You may be familiar with court proceedings and trials, but proceedings commenced by petition are different in several ways. First, the person starting the action is called the petitioner, and the person defending the action is called the petition respondent. If a proceeding is started with a petition, there is no trial with witnesses. Instead, the matter is heard by a judge, and the evidence is presented by affidavits only.

If in doubt about which type of proceeding to file, you should seek legal advice to answer this key question. If you make a mistake and start the wrong kind of process, the Court can correct that error. If you are up against a Limitation Period (see Limitation Periods) then you should make sure you get something filed by the limitation date even if you are not certain whether it should be a petition or an action.

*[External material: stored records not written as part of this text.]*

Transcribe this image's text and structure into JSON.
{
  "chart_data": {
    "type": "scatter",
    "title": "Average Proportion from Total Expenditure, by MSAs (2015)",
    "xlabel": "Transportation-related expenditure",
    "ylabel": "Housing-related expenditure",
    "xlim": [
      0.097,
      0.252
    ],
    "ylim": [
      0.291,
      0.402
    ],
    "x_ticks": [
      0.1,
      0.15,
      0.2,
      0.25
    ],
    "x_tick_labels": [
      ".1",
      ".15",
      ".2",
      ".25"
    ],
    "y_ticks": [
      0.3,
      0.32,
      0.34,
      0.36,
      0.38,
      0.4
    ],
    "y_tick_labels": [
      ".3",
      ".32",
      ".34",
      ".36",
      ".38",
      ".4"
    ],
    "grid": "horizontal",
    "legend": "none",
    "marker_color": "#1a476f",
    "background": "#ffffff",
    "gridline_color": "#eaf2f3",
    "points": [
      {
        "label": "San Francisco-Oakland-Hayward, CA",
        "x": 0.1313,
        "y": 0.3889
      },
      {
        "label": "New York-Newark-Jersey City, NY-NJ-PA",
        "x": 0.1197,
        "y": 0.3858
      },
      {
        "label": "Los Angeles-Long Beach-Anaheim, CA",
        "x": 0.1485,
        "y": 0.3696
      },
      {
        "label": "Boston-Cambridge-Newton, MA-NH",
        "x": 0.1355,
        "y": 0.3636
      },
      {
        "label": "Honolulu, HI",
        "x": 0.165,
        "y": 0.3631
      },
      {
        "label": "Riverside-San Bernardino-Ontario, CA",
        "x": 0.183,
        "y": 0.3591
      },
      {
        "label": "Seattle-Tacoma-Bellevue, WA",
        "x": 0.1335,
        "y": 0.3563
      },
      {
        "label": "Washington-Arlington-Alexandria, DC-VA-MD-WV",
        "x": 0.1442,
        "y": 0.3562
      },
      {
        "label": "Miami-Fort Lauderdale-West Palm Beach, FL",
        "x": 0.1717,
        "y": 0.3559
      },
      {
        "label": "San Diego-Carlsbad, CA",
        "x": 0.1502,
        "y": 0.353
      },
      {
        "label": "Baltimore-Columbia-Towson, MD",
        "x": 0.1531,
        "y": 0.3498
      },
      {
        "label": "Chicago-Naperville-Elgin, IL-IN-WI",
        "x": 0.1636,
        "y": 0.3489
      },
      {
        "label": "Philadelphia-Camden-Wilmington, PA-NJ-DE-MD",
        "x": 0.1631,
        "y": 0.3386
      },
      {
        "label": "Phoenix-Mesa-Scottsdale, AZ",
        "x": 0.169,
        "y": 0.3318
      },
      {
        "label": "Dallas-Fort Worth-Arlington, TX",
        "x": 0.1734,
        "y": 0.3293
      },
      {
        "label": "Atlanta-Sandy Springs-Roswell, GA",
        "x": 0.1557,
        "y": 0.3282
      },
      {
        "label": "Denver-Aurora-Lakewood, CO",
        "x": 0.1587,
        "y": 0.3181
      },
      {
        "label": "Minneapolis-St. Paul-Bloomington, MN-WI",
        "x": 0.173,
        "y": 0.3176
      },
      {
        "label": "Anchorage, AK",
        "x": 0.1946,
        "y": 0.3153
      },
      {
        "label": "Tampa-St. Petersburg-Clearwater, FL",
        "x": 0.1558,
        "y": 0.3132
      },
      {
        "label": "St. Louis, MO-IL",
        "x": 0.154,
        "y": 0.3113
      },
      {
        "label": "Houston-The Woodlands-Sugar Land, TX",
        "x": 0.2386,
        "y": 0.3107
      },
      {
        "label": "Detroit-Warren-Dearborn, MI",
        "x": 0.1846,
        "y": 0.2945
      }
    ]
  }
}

This chart sets out the major differences between the two types of court proceedings:




Start the claim using:

Notice of civil claim (Form 1)

Petition to the court (Form 66)

Parties are called:

The person or business starting the case is called the plaintiff and the person or business being sued is called the defendant.

The person or business starting the case is called the petitioner and the person or business being sued is called the petition respondent. (Note that in some cases, there may only be a petitioner, and no respondent.)

Type of hearing:

Full or summary trial

Hearing before a judge

Type of evidence to support the claim:

Witnesses come to court to testify in person and the court also considers documentary evidence.

Witnesses do not give evidence in person. All evidence is given in the form of affidavits.


More complicated. The notice of civil claim is usually used when the facts of the claim are in dispute. Because the court may need to determine the facts so it can make a decision about the claim, a trial is often necessary.

Less complicated. The petition is usually used in cases where the facts are not in serious dispute so that they can be determined by a judge reading the evidence set out in affidavits. In some cases, a petition must be used to start a claim.

Facts are presented:

The notice of civil claim (Form 1) is used to present the facts supporting your claim. It also sets out the relief that you want the court to grant against each defendant.

The petition includes a short statement of facts supporting the claim. Instead of a notice of civil claim, a sworn affidavit is filed with the petition. The person swearing the affidavit swears that the facts in the petition are true.

Discovery of documents and people:

Before the trial, the plaintiff and defendant are both entitled to see the evidence of the other party (document discovery) as well ask questions of the other side in a meeting called an examination for discovery.

Before the hearing, the petitioner cannot ask for documents from the petition respondent or ask them questions. All evidence is presented in the form of affidavits.